If you do want to source local queens I'd suggest joining your local association.  You really need to get on the local grapevine to hear what's available and who's doing what.

----------


## croc

I have been thinking about joining Moray for while, I have been to a couple of their winter lecures and enjoyed them also Andy Watson gave me a hand inspecting my colony when I had an arm in a sling after an opertion.
By dealers I meant the various outfits advertising non imported AMM on the internet.
I don't feel too bad about the Dorset bees, (it isn't much closer than France but there is a significant bit of water where Nelson used to hang about.) If the bees were really not suited they wouldn't have done so well, but something in my gut says keep it local.

----------


## drumgerry

I used to be on the committee of Moray Beeks  - say hi to Andy for me!  I think you should follow your gut Steve!

----------


## croc

Just been having a look at their website, they were running a queen rearing course today. How's that for bad timing  :Mad:  It would have been useful.

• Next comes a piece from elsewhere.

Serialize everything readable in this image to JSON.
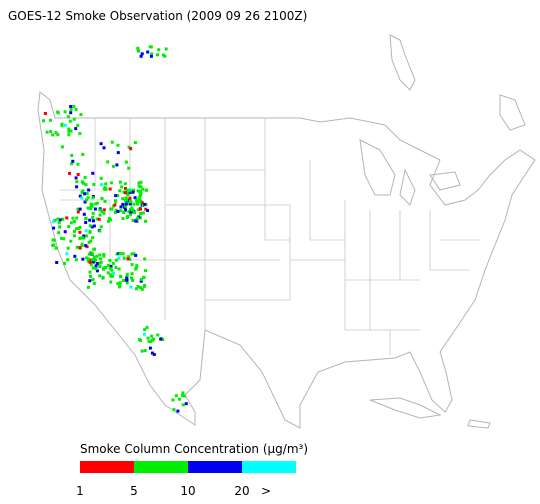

Although I suppose it does increase the chance of a few queens becoming avilable.

----------


## drumgerry

Just work your way through some of the info on the forum Steve  - plenty here to get you started.  Not sure if Moray is as keen on local/AMM queens as you might hope.  I've been away from them a couple of years so not sure how the land lies.

----------


## croc

I will see what I can find out, thanks.

----------


## Jon

This is definitely the best forum to keep checking if you are interested in bee breeding and native queens.

----------